Out of money and out of time, Alexandros Mnimatidis is a product of his generation. He cannot afford to attend the robotics degree program he enrolled in because he also needs to work and contribute to his parents' household budget. But without that degree, it'll be difficult for him to rise above the retail work he now does for $4.78 an hour.

"At the present rate," he says, "it'll take me another 10 years to graduate. I'll be 35, and at that age, it'll be really difficult to find a job in my area of expertise."

If he fails to obtain a university education, Mnimatidis may eventually join the ranks of Greece's working poor—people who cannot improve their socioeconomic position, no matter how hard they work.

State Versus Individual

"Congratulations prime minister, you have brought Greece back from the brink!" Angel Gurria told Premier Alexis Tsipras last month. The head of the Organization for Economic Cooperation and Development was referring to the country's remarkable macroeconomic shift over eight years.
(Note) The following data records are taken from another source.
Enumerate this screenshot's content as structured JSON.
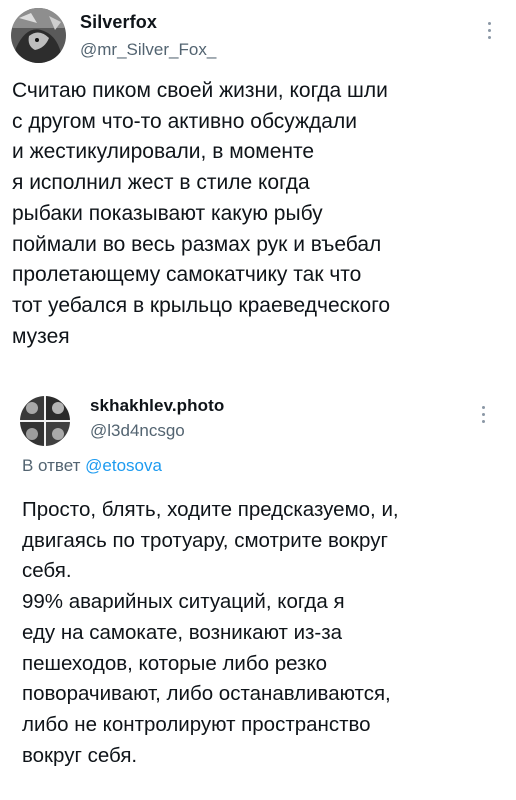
{
  "main_tweet": {
    "author_name": "Silverfox",
    "author_handle": "@mr_Silver_Fox_",
    "text": "Считаю пиком своей жизни, когда шли\nс другом что-то активно обсуждали\nи жестикулировали, в моменте\nя исполнил жест в стиле когда\nрыбаки показывают какую рыбу\nпоймали во весь размах рук и въебал\nпролетающему самокатчику так что\nтот уебался в крыльцо краеведческого\nмузея"
  },
  "quoted_tweet": {
    "author_name": "skhakhlev.photo",
    "author_handle": "@l3d4ncsgo",
    "reply_prefix": "В ответ ",
    "reply_mention": "@etosova",
    "text": "Просто, блять, ходите предсказуемо, и,\nдвигаясь по тротуару, смотрите вокруг\nсебя.\n99% аварийных ситуаций, когда я\nеду на самокате, возникают из-за\nпешеходов, которые либо резко\nповорачивают, либо останавливаются,\nлибо не контролируют пространство\nвокруг себя."
  },
  "colors": {
    "text_primary": "#0f1419",
    "text_secondary": "#536471",
    "accent": "#1d9bf0"
  },
  "icons": {
    "more": "more-vertical-icon"
  }
}
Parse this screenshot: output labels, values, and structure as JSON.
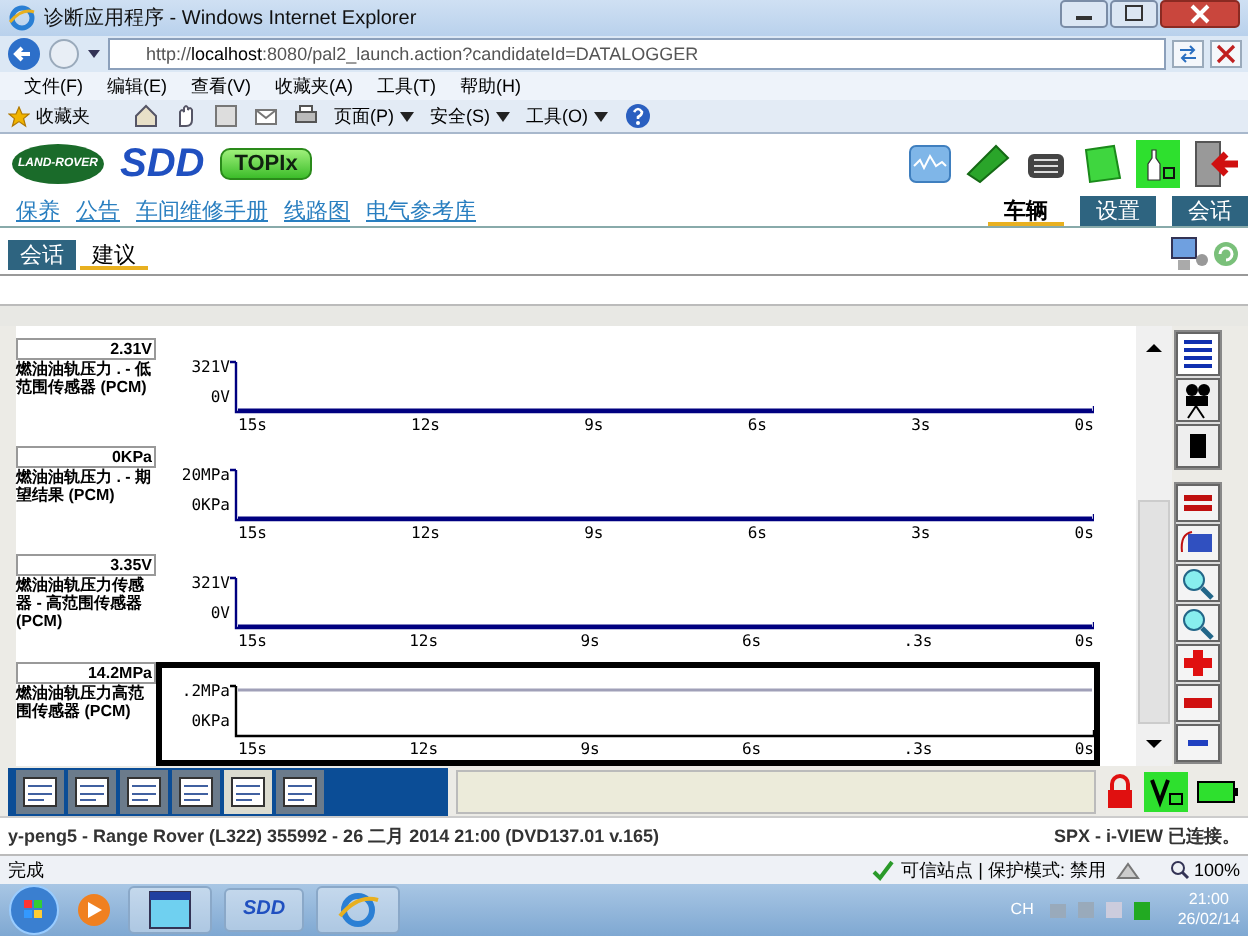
{
  "window": {
    "title": "诊断应用程序 - Windows Internet Explorer"
  },
  "address_bar": {
    "url": "http://**localhost**:8080/pal2_launch.action?candidateId=DATALOGGER"
  },
  "menu": [
    "文件(F)",
    "编辑(E)",
    "查看(V)",
    "收藏夹(A)",
    "工具(T)",
    "帮助(H)"
  ],
  "command_bar": {
    "favorites": "收藏夹",
    "items": [
      "页面(P)",
      "安全(S)",
      "工具(O)"
    ]
  },
  "app": {
    "logo": "LAND-ROVER",
    "brand": "SDD",
    "topix": "TOPIx"
  },
  "links": [
    "保养",
    "公告",
    "车间维修手册",
    "线路图",
    "电气参考库"
  ],
  "main_tabs": [
    {
      "label": "车辆",
      "selected": true
    },
    {
      "label": "设置",
      "selected": false
    },
    {
      "label": "会话",
      "selected": false
    }
  ],
  "sub_tabs": [
    {
      "label": "会话",
      "selected": false
    },
    {
      "label": "建议",
      "selected": true
    }
  ],
  "charts": [
    {
      "value": "2.31V",
      "label": "燃油油轨压力 . - 低范围传感器 (PCM)",
      "selected": false,
      "trace_high": false,
      "y_labels": [
        "321V",
        "0V"
      ],
      "x_labels": [
        "15s",
        "12s",
        "9s",
        "6s",
        "3s",
        "0s"
      ]
    },
    {
      "value": "0KPa",
      "label": "燃油油轨压力 . - 期望结果 (PCM)",
      "selected": false,
      "trace_high": false,
      "y_labels": [
        "20MPa",
        "0KPa"
      ],
      "x_labels": [
        "15s",
        "12s",
        "9s",
        "6s",
        "3s",
        "0s"
      ]
    },
    {
      "value": "3.35V",
      "label": "燃油油轨压力传感器 - 高范围传感器 (PCM)",
      "selected": false,
      "trace_high": false,
      "y_labels": [
        "321V",
        "0V"
      ],
      "x_labels": [
        "15s",
        "12s",
        "9s",
        "6s",
        ".3s",
        "0s"
      ]
    },
    {
      "value": "14.2MPa",
      "label": "燃油油轨压力高范围传感器 (PCM)",
      "selected": true,
      "trace_high": true,
      "y_labels": [
        ".2MPa",
        "0KPa"
      ],
      "x_labels": [
        "15s",
        "12s",
        "9s",
        "6s",
        ".3s",
        "0s"
      ]
    }
  ],
  "bottom_tabs": [
    {
      "selected": false
    },
    {
      "selected": false
    },
    {
      "selected": false
    },
    {
      "selected": false
    },
    {
      "selected": true
    },
    {
      "selected": false
    }
  ],
  "status": {
    "session": "y-peng5 - Range Rover (L322) 355992 - 26 二月 2014 21:00 (DVD137.01 v.165)",
    "connection": "SPX - i-VIEW 已连接。"
  },
  "ie_status": {
    "text": "完成",
    "zone": "可信站点 | 保护模式: 禁用",
    "zoom": "100%"
  },
  "taskbar": {
    "task": "SDD",
    "language": "CH",
    "time": "21:00",
    "date": "26/02/14"
  }
}
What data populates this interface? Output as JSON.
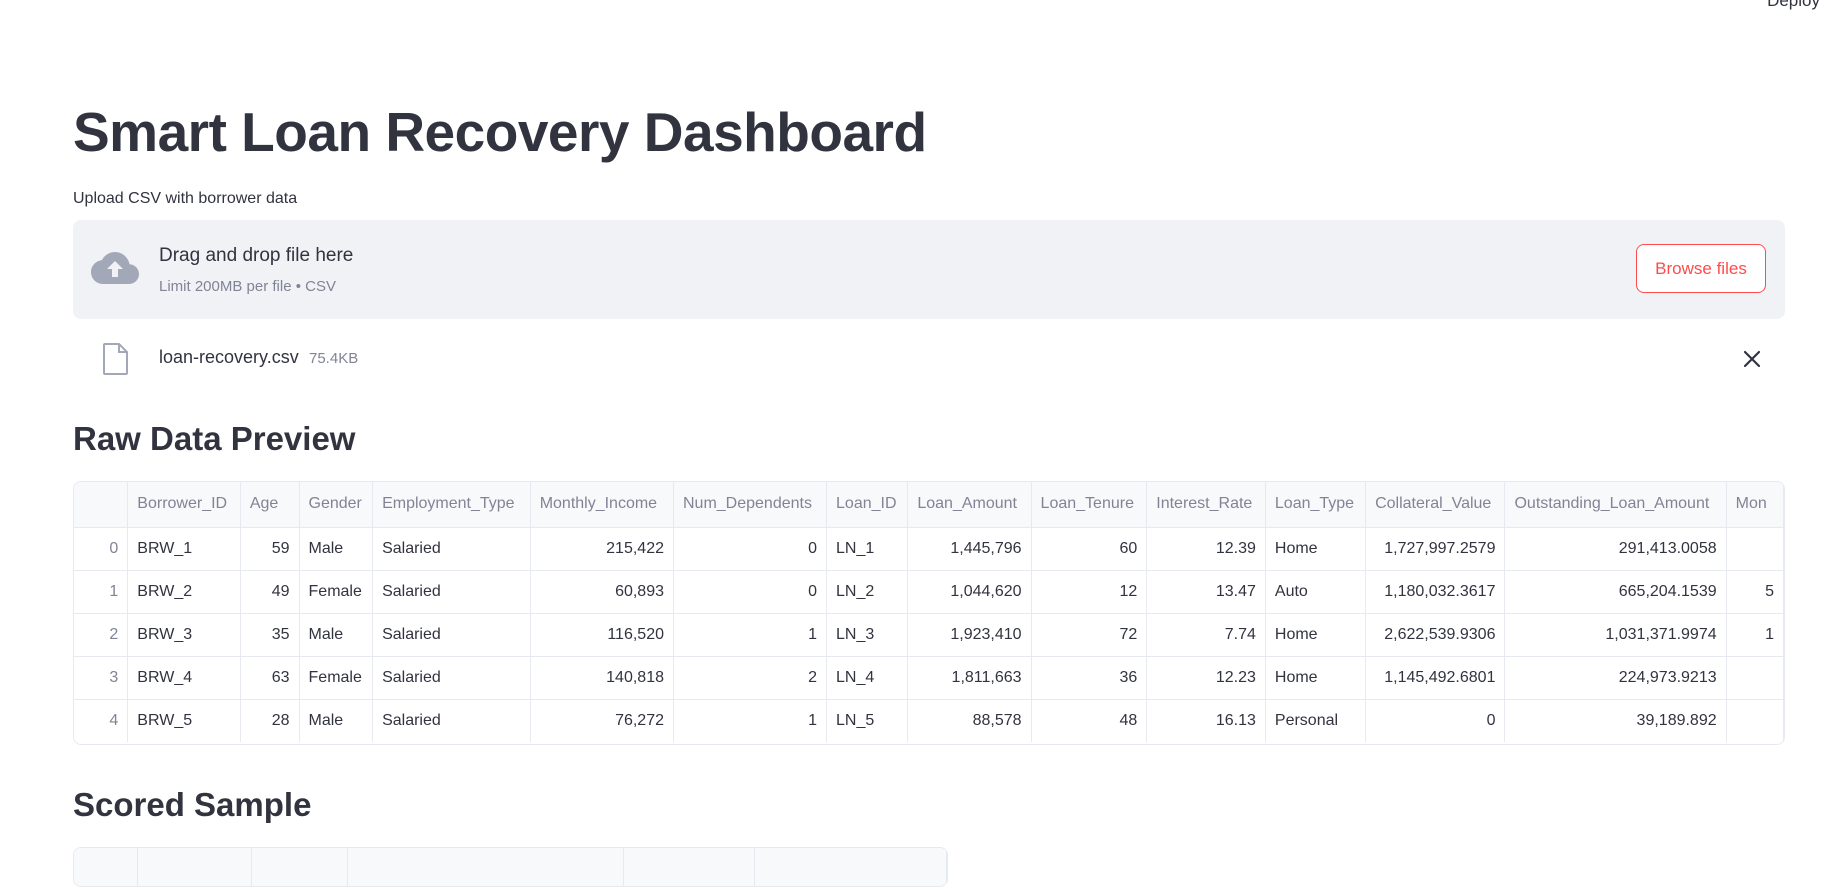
{
  "header": {
    "deploy_label": "Deploy"
  },
  "page": {
    "title": "Smart Loan Recovery Dashboard"
  },
  "uploader": {
    "label": "Upload CSV with borrower data",
    "drop_title": "Drag and drop file here",
    "drop_subtitle": "Limit 200MB per file • CSV",
    "browse_label": "Browse files",
    "file_name": "loan-recovery.csv",
    "file_size": "75.4KB"
  },
  "raw_preview": {
    "heading": "Raw Data Preview",
    "columns": [
      "",
      "Borrower_ID",
      "Age",
      "Gender",
      "Employment_Type",
      "Monthly_Income",
      "Num_Dependents",
      "Loan_ID",
      "Loan_Amount",
      "Loan_Tenure",
      "Interest_Rate",
      "Loan_Type",
      "Collateral_Value",
      "Outstanding_Loan_Amount",
      "Mon"
    ],
    "rows": [
      [
        "0",
        "BRW_1",
        "59",
        "Male",
        "Salaried",
        "215,422",
        "0",
        "LN_1",
        "1,445,796",
        "60",
        "12.39",
        "Home",
        "1,727,997.2579",
        "291,413.0058",
        ""
      ],
      [
        "1",
        "BRW_2",
        "49",
        "Female",
        "Salaried",
        "60,893",
        "0",
        "LN_2",
        "1,044,620",
        "12",
        "13.47",
        "Auto",
        "1,180,032.3617",
        "665,204.1539",
        "5"
      ],
      [
        "2",
        "BRW_3",
        "35",
        "Male",
        "Salaried",
        "116,520",
        "1",
        "LN_3",
        "1,923,410",
        "72",
        "7.74",
        "Home",
        "2,622,539.9306",
        "1,031,371.9974",
        "1"
      ],
      [
        "3",
        "BRW_4",
        "63",
        "Female",
        "Salaried",
        "140,818",
        "2",
        "LN_4",
        "1,811,663",
        "36",
        "12.23",
        "Home",
        "1,145,492.6801",
        "224,973.9213",
        ""
      ],
      [
        "4",
        "BRW_5",
        "28",
        "Male",
        "Salaried",
        "76,272",
        "1",
        "LN_5",
        "88,578",
        "48",
        "16.13",
        "Personal",
        "0",
        "39,189.892",
        ""
      ]
    ]
  },
  "scored_sample": {
    "heading": "Scored Sample"
  },
  "colors": {
    "accent": "#ff4b4b",
    "text": "#31333f",
    "muted": "#808495",
    "dropzone_bg": "#f0f2f6",
    "border": "#e6e9ef"
  },
  "icons": {
    "upload": "cloud-upload-icon",
    "file": "file-icon",
    "close": "close-icon"
  }
}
Greece balanced its budget, closing a €36 billion ($41.9 billion) budget deficit. It now produces a primary surplus equal to 3.5% of its economy—enough to repay its debt premiums each year without further borrowing. It has returned to marginal growth after eight years of recession.

And exports are now responsible for one-third of the economy, up from a quarter before the crisis. The question is whether this recovery is sustainable, because internally the economy remains a shambles.

Unemployment officially today stands at 20%, but the Labor Institute believes it is much higher. Unemployment statistics count anyone who worked for at least one hour during the week as employed in surveys taken. The Labor Institute runs a parallel survey, which counts anyone who worked four hours or fewer in a given week as unemployed. By this measurement, the unemployment rate is closer to 27%.

Greeks have always placed a high premium on education, and they still beat European Union statistics for high school graduation (95%) and university graduation (45%). Perhaps not surprisingly, though, many young Greeks like Alexandros Mnimatidis are beginning to question the point of education.

Experts agree the investment seems pointless in the Greek labor market.

Growth Policies Needed

The problem with raising salaries is that labor is highly taxed. For every euro a worker takes home, she and her employer have spent another 60 cents on income tax and social security.

"We are at the point where the tax system is not a real tax system," says former finance minister Gikas Hardouvelis. "It doesn't give people incentives to work, it doesn't give incentive for capital to come in.

"The pension system is not fixed either ... There are no assurances for people who contribute a lot that they are going to get something down the line because the money is not theirs."

Hardouvelis believes Greece needs to be given the rest of this century to repay its debts, as the International Monetary Fund has recommended.

This would allow the government to lower taxes and stimulate investment. And he says the Greeks should introduce individual retirement accounts, so people can maintain ownership of the money they save for retirement, instead of surrendering it to a system that has lost public trust.

Such actions would, in theory, create a virtuous cycle of investment and employment, enlarging the tax base, lowering taxes and, over time, bringing salaries up.

Few Greeks appear to believe their government or their political culture can easily make that happen.